Как неправильно устроено, Что бедные всегда кой-что давать должны Богатым. Что бедняга по грошам скопил Из жалованья, обирая сам себя, Все это заберет она, не думая, Каким трудом досталось. А когда она Родит, другим подарком будет Гета наш Наказан. Там пойдет рожденья день, День посвященья в таинства — опять дары. Все это мать захватит. Для поборов тут Ребенок — лишь предлог. |
Эти последние слова носят на себе отпечаток греческих отношений.
Ну на площадь! Дал взаймы я дней так шесть назад талант; Стребую обратно: вот и деньги на дорогу есть! |
Прошу вас не дивиться, что рабы и пьют, И любят, и устраивают свой обед: В Афинах это можно. |
Затем его сейчас же сам ты должен съесть. |
Равным образом в «Горшке» (Плавт, IV, 2, 577) Стробил обещает Счастливому Случаю, если он поможет ему открыть сокровище скупого, целый «конгий» (четверть) вина, которое он выпьет в его честь.

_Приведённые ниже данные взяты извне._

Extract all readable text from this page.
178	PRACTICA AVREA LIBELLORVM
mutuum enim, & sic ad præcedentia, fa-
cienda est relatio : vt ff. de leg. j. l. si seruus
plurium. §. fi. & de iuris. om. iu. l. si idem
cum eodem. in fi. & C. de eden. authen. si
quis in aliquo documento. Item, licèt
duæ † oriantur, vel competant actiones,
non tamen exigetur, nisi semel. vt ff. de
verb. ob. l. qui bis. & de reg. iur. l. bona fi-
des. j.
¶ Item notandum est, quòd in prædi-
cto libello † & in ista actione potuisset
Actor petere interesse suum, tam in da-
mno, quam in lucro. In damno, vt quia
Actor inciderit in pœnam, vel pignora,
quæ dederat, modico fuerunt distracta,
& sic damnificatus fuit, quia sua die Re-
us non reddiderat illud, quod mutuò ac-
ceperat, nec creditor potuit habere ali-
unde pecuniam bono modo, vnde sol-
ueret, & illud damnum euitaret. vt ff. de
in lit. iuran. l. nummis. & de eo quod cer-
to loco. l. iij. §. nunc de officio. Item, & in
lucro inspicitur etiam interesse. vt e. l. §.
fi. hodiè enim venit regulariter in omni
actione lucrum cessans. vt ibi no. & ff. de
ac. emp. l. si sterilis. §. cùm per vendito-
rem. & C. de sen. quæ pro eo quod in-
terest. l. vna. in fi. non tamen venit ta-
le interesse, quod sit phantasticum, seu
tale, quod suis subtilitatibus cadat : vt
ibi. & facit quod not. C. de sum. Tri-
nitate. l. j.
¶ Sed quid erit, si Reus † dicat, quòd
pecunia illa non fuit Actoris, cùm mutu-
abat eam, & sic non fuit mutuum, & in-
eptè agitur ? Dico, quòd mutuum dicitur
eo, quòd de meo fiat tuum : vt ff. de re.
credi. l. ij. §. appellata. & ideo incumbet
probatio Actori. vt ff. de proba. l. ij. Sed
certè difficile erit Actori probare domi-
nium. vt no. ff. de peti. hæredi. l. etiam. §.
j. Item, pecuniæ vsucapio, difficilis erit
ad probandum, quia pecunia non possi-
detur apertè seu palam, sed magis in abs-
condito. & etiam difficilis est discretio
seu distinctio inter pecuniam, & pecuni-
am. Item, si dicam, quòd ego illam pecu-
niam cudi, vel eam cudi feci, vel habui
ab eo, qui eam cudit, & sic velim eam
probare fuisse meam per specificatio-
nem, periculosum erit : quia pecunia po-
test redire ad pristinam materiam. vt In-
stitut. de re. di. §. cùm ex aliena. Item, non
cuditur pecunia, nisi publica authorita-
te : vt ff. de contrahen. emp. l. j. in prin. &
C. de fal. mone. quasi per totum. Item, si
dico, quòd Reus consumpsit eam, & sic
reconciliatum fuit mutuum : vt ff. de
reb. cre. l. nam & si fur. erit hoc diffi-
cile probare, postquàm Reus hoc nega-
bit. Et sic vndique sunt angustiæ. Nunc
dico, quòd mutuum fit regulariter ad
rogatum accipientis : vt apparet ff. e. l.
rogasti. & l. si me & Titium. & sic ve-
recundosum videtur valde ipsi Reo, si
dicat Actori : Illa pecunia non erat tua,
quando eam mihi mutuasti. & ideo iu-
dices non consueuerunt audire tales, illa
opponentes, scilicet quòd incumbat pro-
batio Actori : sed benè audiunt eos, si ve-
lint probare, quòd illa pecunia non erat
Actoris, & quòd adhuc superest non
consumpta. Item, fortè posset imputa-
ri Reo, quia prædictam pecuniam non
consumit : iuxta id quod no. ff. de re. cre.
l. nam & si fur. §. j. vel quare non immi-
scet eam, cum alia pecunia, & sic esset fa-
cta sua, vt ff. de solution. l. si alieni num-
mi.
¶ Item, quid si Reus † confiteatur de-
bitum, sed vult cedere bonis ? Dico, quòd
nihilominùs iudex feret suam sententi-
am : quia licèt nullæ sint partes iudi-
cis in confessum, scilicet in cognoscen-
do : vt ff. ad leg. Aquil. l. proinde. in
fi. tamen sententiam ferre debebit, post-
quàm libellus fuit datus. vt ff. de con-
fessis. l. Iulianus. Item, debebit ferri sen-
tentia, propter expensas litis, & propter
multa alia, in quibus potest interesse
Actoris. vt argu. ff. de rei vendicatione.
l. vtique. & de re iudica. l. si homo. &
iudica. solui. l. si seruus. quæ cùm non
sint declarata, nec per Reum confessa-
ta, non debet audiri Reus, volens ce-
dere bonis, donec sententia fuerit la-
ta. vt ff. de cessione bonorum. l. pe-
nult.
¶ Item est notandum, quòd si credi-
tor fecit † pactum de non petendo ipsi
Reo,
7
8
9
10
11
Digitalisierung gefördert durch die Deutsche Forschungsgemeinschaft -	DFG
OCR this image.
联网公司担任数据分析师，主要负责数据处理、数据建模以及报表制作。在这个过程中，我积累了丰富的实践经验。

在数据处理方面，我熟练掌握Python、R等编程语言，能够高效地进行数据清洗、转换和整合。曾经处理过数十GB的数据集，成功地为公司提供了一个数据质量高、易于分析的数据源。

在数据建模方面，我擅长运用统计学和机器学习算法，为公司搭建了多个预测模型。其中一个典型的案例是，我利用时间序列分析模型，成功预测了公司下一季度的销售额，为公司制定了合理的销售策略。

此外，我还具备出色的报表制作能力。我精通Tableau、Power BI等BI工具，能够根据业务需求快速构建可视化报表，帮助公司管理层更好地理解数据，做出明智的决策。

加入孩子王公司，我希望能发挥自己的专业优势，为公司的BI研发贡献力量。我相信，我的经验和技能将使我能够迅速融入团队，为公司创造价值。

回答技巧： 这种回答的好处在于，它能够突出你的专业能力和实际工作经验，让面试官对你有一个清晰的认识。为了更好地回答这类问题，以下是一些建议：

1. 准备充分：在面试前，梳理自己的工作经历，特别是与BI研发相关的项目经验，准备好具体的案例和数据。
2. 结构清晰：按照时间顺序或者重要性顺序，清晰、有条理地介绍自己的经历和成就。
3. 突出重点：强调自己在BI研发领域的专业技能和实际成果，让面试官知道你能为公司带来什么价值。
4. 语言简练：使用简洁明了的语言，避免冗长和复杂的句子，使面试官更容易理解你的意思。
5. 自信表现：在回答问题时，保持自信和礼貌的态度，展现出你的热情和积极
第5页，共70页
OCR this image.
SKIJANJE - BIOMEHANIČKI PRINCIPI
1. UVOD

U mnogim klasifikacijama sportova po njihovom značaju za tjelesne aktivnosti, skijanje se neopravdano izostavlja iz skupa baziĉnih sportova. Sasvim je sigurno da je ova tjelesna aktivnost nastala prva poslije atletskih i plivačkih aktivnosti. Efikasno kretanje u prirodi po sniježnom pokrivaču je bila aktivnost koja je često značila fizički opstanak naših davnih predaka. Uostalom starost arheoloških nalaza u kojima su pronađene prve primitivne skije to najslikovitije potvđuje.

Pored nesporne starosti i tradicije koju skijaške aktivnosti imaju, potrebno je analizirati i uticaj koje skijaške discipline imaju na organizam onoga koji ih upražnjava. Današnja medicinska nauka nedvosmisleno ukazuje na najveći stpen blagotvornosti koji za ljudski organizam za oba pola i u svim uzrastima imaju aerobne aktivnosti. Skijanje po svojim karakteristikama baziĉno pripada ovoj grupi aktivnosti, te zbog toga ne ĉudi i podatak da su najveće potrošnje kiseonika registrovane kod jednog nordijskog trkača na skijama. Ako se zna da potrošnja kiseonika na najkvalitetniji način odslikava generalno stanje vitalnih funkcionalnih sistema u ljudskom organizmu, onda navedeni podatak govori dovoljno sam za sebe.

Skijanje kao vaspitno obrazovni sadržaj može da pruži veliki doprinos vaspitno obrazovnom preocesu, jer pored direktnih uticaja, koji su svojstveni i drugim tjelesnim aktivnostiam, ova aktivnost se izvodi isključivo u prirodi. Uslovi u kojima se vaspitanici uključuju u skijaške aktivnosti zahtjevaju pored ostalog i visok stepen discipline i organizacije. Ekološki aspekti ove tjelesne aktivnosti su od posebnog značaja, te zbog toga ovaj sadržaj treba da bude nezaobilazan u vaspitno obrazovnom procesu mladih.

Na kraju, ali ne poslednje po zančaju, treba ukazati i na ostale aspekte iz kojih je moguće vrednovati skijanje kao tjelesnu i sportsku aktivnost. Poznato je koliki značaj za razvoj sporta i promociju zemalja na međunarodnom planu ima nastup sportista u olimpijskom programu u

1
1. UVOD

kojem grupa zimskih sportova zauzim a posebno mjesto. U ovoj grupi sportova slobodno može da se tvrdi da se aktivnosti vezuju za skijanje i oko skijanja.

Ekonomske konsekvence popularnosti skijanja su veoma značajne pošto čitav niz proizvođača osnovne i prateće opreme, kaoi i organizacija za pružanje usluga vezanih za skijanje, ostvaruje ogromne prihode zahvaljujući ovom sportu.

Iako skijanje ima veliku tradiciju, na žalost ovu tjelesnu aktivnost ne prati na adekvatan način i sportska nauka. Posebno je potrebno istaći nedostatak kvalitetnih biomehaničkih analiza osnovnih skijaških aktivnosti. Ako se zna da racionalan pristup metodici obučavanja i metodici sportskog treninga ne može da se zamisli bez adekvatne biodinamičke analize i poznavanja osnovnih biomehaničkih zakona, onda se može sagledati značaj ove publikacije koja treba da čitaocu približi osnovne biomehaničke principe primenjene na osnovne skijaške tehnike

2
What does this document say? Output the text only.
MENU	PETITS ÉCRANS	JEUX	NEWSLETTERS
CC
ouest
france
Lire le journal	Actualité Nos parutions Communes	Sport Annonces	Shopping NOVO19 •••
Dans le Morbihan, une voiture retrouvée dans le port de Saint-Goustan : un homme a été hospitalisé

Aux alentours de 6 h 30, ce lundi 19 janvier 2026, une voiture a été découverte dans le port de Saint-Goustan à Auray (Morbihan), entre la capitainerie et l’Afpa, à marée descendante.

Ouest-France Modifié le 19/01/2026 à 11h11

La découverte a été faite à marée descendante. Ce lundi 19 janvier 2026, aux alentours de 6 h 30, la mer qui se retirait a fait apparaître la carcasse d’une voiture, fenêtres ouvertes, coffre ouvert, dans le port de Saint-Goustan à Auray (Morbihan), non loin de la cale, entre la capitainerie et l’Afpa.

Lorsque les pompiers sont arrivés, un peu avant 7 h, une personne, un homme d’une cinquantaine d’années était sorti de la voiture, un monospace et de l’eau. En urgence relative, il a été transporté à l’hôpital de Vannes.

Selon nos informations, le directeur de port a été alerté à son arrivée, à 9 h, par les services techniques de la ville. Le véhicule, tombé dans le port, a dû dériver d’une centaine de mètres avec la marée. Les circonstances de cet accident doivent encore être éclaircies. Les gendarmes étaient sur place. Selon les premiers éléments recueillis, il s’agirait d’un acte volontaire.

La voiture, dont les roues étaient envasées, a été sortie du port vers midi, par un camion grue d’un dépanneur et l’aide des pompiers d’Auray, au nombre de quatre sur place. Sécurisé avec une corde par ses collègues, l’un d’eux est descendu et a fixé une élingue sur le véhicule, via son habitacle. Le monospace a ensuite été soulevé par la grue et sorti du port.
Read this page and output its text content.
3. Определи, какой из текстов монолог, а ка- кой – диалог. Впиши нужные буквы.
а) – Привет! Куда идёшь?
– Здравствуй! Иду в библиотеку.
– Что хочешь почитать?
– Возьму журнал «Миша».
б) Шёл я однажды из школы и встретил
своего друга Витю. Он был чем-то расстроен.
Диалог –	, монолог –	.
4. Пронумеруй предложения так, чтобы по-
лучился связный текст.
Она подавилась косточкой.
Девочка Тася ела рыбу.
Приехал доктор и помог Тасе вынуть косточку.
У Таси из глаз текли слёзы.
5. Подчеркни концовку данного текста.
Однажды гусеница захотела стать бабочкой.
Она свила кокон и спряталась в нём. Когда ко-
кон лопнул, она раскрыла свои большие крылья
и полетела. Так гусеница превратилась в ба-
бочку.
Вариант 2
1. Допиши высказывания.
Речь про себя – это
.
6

Греки большею частью Афине с Кроносом жертвы Тут совершают и Крониев имя всегда им дается; Целый день веселятся, в деревне, в городе, всюду Ими накрыты столы, и рабов своих каждый стремится Всяк ублажать, угощать; вот оттуда-то этот обычай К нам перешел, и для нас с того времени стало обычным, Чтоб в этот день с господами рабы обедали вместе. |
Дмоида, лучшая всех по работе, любимая теми, Кто ею вскормлен, холма, здесь умерев, дождалась. |
с.252 Это стихотворение читалось на камне, найденном в Афинах (Бёк, Inscriptiones atticae, ч. II, колон. XI, № 939). Другая надпись, более длинная, прекрасная по содержанию, посвященная также молодой рабыне, читается под № 2344. Этот сборник содержит еще целый ряд таких надписей, дата которых никак не фиксирована и которые могут принадлежать к эпохе более поздней: две, на одном и том же камне, найденном на Коркире, посвящены детям 5 и 8 лет (№ 1890 и 1891); Другая надпись (№ 1002), из Афин, посвящена Скифу, конечно, государственному рабу; еще одна — государственному рабу из Лариссы (№ 1792). Сравн. еще № 2009, 2327 и сл.